Rivas was well aware of the risks to her person during this time but decided to remain close with the local population and the Asháninka tribe (a tribe that had almost been wiped out at the beginning of the twentieth century due to disease as a result of rubber exports destroying the ecosystem) and later wrote: "I was never a respecter of persons, I loved everyone. To love the poor is to love life. It is to love the God of life". But the Shining Path broke into La Florida on 27 September 1990 and ordered all its inhabitants to gather in the main square with their original intention being to capture or execute the village chief. The terrorists searched for the chief but took Rivas instead and killed her in front of them.
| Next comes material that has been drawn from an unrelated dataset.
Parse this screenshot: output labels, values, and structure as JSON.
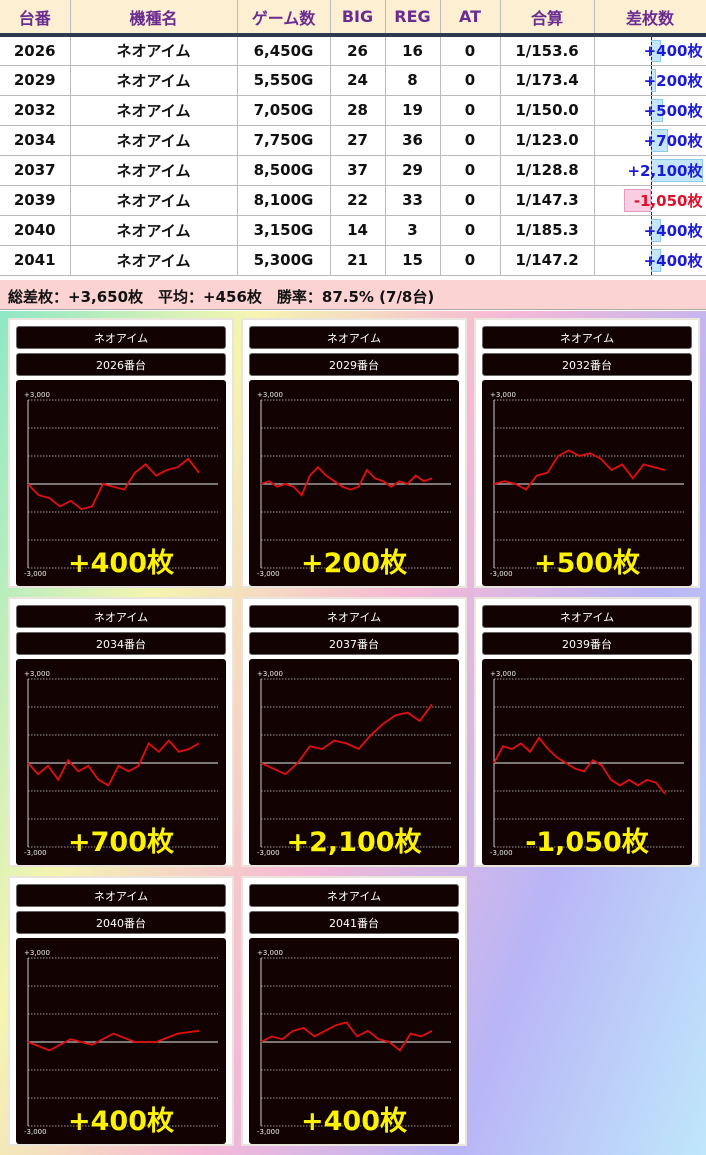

The terrorists accused her for false charitable and educational programs that sought to divert the teenage population from the armed insurrection. But the terrorists left the corpses of the six slain alongside her in the square all night and in fear fled the area before the bodies were discovered the next morning and buried. Rivas was killed after a teenager, only aged seventeen, shot her with a rifle and fired seven shots into her. The police recovered her remains and were able to confirm the manner of her death for her order. The priest Alfonso Tapia later said in 2021 that "she interceded for them and then when they were about to kill her, she had her hands together, she wanted to kneel. Her hands and legs were shaking ... she fell to the ground and they shot her five times. When we performed the autopsy to exhume the body, I was truly shocked. Nearly thirty years later, the forensic expert removed the five bullets from her body". In the aftermath of her death, the congregation began to ponder if the rest of them were willing to follow in her footsteps, having been shocked and frightened at her murder.

==Beatification==
The diocesan process to investigate her life and holiness opened in the San Ramón vicariate on 4 October 2017 and concluded a fortnight later on 18 October. Pope Francis signed a decree on 22 May 2021 that determined that Rivas had been killed in odium fidei ("in hatred of the faith") The beatification took place on 7 May 2022. The postulator for this cause is Waldery Hilgeman.